Trend-Following Strategies in a Bull Market Regime
Identifying a Bull Market Regime
A bull market regime shows sustained upward price action. Define it using a 200-day simple moving average (SMA). Price must trade consistently above the 200-day SMA. The 50-day SMA must also trade above the 200-day SMA. Both moving averages must slope upwards. A common confirmation requires a 10% gain from a recent low. Volume typically expands on up days. Volatility, measured by the Average True Range (ATR), often decreases. The VIX index usually trades below 20. These metrics provide objective regime identification.
Strategy: Dual Moving Average Crossover
This trend-following strategy uses two exponential moving averages (EMAs). Use a 10-period EMA and a 30-period EMA. The strategy focuses on capturing medium-term trends. It avoids short-term noise. Apply this to liquid assets like S&P 500 ETFs (SPY) or large-cap stocks.

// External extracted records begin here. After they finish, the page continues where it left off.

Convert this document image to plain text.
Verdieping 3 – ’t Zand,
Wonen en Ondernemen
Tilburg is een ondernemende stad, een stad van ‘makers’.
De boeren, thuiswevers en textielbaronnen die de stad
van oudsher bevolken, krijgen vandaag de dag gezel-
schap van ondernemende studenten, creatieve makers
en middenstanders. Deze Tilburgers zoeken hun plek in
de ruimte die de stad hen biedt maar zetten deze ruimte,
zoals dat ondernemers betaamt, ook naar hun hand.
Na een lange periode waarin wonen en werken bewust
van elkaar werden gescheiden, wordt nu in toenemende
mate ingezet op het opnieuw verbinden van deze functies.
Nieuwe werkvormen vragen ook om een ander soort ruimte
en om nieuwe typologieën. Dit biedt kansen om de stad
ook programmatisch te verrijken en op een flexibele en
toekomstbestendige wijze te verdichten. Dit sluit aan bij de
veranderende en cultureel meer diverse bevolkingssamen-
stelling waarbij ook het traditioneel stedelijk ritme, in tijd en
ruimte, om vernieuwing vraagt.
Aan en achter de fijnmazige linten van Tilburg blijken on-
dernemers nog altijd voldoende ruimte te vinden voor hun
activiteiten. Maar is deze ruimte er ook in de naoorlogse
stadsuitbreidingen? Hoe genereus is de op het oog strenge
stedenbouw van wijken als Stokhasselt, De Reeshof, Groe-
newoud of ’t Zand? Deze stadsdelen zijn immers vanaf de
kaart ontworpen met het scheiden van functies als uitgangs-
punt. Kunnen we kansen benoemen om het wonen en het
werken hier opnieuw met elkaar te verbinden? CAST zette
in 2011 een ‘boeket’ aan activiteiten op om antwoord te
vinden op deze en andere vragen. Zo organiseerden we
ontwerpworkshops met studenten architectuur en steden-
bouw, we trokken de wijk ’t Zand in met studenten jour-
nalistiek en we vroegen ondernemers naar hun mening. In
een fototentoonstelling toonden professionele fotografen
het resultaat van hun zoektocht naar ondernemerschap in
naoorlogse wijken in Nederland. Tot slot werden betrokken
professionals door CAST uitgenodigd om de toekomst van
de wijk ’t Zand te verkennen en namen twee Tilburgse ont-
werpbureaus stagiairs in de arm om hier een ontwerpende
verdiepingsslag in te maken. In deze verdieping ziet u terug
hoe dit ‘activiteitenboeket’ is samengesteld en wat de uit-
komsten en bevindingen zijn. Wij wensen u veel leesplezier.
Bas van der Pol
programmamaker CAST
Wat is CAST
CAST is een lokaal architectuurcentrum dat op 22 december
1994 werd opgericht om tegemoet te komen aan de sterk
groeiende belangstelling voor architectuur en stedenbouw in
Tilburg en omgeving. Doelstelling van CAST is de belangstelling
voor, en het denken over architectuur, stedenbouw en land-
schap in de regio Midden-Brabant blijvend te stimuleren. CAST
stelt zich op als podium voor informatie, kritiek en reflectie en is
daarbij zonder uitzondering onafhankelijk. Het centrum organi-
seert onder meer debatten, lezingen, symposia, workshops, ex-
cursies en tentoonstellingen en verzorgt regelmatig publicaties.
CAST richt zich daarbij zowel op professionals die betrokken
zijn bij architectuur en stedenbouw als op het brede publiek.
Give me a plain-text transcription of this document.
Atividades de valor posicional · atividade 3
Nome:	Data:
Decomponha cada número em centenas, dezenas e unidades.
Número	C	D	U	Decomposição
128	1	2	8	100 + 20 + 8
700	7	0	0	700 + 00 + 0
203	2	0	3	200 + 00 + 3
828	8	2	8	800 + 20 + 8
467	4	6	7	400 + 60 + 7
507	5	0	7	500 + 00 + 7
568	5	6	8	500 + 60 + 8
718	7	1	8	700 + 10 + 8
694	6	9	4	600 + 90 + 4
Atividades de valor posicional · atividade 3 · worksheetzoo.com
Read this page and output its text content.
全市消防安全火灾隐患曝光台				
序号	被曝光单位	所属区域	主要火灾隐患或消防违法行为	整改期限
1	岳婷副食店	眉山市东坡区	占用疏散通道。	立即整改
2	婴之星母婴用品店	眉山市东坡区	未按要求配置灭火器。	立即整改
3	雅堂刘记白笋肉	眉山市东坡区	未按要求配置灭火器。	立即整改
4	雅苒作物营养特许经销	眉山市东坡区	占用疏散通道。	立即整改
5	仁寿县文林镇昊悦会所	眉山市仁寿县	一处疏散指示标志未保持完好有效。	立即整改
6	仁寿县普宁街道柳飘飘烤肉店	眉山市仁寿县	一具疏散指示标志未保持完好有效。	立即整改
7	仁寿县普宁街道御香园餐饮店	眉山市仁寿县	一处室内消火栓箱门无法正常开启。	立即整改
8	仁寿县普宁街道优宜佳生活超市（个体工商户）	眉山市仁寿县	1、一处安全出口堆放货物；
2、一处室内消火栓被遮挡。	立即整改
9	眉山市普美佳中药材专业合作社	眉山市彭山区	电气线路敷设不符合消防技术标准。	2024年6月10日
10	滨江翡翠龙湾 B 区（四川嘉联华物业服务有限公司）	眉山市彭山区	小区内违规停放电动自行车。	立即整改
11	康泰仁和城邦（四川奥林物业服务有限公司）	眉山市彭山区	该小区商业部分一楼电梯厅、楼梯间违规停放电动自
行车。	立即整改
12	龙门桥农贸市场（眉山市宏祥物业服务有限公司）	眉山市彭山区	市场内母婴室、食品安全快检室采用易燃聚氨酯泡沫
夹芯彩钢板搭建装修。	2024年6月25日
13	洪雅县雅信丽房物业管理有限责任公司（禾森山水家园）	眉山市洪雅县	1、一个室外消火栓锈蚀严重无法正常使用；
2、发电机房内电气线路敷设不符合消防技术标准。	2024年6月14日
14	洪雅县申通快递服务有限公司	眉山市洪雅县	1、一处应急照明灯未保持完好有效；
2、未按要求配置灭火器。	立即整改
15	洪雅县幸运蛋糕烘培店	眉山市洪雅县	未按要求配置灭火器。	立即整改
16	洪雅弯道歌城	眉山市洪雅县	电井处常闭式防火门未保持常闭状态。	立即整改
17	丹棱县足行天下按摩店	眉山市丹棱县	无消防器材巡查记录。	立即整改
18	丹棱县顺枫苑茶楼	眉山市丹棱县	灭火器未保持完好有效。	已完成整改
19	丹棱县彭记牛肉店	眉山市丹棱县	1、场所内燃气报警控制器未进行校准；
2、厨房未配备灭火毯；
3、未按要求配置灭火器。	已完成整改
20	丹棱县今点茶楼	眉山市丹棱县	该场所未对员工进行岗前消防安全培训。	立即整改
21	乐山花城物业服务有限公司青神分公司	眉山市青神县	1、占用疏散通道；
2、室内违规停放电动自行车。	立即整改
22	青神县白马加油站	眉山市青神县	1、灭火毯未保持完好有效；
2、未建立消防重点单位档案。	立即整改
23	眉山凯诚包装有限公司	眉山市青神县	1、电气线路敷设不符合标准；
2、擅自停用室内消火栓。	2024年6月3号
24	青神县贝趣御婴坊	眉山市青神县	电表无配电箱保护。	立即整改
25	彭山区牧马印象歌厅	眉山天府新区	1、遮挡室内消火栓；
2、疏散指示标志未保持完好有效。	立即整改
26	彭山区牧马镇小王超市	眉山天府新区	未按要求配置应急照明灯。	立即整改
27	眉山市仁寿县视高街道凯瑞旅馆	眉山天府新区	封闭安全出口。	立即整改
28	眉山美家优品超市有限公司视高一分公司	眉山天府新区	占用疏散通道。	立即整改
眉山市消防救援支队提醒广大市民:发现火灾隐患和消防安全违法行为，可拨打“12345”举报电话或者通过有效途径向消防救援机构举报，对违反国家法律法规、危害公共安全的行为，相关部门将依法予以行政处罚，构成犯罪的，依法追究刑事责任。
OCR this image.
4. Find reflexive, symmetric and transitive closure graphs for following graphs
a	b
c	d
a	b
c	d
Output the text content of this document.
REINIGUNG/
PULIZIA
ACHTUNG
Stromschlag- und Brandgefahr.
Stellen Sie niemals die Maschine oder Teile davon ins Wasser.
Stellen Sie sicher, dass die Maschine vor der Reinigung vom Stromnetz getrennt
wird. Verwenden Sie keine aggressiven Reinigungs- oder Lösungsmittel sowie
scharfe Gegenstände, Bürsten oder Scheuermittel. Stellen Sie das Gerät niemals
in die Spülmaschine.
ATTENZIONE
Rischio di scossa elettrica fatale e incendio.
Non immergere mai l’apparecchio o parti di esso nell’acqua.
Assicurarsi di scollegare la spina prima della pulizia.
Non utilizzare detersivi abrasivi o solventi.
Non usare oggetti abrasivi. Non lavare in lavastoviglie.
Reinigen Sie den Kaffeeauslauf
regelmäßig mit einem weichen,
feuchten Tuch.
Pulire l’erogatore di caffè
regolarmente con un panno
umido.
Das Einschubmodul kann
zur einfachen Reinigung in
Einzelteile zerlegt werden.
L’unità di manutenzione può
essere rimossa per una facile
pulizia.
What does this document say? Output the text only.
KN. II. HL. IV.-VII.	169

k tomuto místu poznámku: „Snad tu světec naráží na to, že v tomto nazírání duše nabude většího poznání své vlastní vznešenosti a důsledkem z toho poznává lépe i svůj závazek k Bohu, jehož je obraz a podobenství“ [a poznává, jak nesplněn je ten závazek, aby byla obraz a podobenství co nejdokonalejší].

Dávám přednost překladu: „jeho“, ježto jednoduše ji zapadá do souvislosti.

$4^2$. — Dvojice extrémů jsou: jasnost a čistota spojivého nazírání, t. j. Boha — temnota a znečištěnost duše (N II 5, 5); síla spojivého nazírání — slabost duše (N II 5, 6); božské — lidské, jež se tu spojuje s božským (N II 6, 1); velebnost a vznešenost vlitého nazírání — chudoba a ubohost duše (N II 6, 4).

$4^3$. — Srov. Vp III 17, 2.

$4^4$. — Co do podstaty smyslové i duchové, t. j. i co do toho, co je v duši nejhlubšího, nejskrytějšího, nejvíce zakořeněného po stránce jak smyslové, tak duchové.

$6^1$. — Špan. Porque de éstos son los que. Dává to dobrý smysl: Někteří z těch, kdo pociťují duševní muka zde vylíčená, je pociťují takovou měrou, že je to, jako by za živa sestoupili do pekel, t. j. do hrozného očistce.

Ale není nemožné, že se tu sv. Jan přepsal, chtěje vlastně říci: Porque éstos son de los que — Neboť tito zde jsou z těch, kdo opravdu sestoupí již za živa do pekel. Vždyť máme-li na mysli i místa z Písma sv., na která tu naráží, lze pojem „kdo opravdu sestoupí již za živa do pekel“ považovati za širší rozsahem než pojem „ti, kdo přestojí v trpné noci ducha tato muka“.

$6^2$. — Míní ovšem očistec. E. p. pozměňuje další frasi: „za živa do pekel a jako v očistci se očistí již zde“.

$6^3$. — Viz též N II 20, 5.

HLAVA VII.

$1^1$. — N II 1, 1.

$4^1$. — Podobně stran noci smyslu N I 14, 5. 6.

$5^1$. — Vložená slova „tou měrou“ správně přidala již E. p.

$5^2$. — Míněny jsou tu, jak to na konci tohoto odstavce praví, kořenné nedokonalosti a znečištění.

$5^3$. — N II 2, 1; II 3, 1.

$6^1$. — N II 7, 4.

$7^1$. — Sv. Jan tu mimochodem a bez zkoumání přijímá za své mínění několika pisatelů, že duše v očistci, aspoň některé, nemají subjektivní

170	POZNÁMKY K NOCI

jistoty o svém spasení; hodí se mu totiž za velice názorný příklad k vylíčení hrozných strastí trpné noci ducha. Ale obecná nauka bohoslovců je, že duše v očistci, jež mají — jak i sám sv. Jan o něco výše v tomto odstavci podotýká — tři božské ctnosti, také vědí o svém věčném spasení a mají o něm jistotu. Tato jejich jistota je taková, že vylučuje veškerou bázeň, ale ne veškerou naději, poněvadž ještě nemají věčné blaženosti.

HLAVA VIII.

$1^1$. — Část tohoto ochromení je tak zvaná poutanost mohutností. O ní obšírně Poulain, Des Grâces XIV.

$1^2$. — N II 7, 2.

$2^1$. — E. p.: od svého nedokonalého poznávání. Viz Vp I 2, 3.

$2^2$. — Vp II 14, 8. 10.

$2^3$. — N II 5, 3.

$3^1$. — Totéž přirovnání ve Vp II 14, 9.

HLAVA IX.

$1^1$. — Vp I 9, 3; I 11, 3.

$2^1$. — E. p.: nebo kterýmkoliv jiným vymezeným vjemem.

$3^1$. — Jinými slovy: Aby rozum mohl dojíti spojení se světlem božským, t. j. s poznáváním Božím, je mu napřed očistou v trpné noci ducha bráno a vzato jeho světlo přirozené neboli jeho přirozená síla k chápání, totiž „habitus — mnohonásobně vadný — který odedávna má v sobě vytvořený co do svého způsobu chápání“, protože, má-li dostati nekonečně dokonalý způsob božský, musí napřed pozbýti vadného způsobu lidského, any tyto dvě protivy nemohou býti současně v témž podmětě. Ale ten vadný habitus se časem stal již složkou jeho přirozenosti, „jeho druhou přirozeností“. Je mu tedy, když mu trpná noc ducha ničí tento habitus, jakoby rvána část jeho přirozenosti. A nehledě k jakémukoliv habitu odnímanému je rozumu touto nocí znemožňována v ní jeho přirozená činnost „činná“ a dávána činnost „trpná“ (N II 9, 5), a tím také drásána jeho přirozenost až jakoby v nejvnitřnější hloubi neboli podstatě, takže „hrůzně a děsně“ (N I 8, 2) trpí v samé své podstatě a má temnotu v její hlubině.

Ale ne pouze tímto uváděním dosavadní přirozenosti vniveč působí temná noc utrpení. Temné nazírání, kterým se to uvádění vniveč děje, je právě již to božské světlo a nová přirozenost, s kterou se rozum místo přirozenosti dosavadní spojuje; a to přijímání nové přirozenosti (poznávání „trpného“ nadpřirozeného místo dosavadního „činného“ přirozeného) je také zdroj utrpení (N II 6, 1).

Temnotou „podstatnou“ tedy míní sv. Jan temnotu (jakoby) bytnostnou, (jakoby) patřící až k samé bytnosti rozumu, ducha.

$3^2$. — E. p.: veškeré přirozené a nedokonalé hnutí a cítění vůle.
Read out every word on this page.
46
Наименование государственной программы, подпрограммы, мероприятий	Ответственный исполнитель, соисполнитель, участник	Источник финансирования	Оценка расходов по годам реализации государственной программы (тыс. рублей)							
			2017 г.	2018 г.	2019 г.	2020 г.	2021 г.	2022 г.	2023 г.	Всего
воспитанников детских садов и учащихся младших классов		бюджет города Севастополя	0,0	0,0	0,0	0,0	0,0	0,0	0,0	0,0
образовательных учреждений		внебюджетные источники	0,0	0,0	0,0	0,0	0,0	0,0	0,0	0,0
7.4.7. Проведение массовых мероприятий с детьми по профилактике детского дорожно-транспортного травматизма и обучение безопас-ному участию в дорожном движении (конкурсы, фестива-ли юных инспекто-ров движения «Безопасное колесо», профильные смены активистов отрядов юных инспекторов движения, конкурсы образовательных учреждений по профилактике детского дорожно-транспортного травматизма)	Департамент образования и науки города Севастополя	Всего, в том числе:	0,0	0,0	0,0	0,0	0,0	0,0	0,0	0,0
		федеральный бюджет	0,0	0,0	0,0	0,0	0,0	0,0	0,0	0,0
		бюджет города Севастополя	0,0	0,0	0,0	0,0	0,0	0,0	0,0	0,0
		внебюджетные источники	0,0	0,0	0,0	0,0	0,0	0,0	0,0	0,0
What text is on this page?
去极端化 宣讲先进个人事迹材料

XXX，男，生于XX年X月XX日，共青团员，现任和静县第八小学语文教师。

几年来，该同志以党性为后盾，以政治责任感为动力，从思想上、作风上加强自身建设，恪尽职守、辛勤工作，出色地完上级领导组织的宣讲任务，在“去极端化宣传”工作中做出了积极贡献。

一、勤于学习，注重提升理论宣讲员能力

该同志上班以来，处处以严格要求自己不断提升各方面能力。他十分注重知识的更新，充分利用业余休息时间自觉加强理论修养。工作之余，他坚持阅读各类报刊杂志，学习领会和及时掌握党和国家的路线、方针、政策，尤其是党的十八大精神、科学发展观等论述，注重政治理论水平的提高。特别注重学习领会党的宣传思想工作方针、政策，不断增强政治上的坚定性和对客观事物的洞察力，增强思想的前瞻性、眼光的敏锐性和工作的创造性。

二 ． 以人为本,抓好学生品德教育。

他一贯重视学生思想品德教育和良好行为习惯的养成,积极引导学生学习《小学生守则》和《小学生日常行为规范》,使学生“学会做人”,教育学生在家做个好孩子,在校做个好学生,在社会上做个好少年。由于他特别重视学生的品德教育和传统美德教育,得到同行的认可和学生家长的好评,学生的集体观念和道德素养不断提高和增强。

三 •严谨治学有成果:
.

Ensure the asset trades in a confirmed bull market regime.
Entry Rules
Execute a long entry when the 10-period EMA crosses above the 30-period EMA. This crossover must occur while both EMAs trade above the 200-day SMA. Price must close above the 30-period EMA on the entry day. Confirm the entry with above-average volume. Average volume is defined as the 50-day moving average of volume. A minimum volume increase of 20% above this average strengthens the signal. Place a limit order at the closing price of the signal candle. Execute at market open on the next trading day if price is favorable.
Exit Rules
Implement a trailing stop-loss. Place the initial stop-loss 1.5 times the current 14-period ATR below the entry price. Adjust the stop-loss daily. Move it to 1.5 times ATR below the previous day's low. This protects profits as the trend progresses. A primary exit signal occurs when the 10-period EMA crosses below the 30-period EMA. This indicates a potential trend reversal. Exit 100% of the position on this crossover. Another exit condition involves a hard stop-loss. If the asset declines 8% from its peak, exit the position immediately. This prevents large drawdowns. Consider a partial profit-take. Sell 50% of the position if the asset gains 15% from the entry price. This de-risks the trade. Adjust the remaining stop-loss to breakeven after the partial take.
Risk Parameters
Limit individual position size to 2% of total trading capital. Calculate this based on the initial stop-loss distance. For example, if a stock trades at $100 and the stop is at $95, the risk per share is $5. If total capital is $100,000, then 2% risk equals $2,000. This allows buying 400 shares ($2,000 / $5). Maintain a maximum portfolio exposure of 20% to any single sector. Overall portfolio risk should not exceed 10% of capital at any time. Use a 14-period ATR for volatility calculations. Re-evaluate regime status weekly. If the bull market regime conditions break, reduce position sizing by 50%. Cease new entries until the regime re-establishes itself.
Practical Application
Apply this strategy using a charting platform with EMA and SMA overlays. Backtest the parameters on historical bull market data. Focus on the 2010-2018 period for robust testing. Observe the drawdown characteristics. Aim for a maximum drawdown below 15%. Record all trades in a journal. Analyze win rates and average profit per trade. Adjust ATR multiplier for stop-loss based on asset volatility. A higher volatility asset might require a 2.0x ATR multiplier. A lower volatility asset might use 1.0x ATR. Execute trades during market hours. Avoid holding positions over major economic data releases if possible. This reduces event risk. Review portfolio performance monthly. Compare against a benchmark like SPY. Adjust strategy parameters based on performance review. This iterative process refines the approach.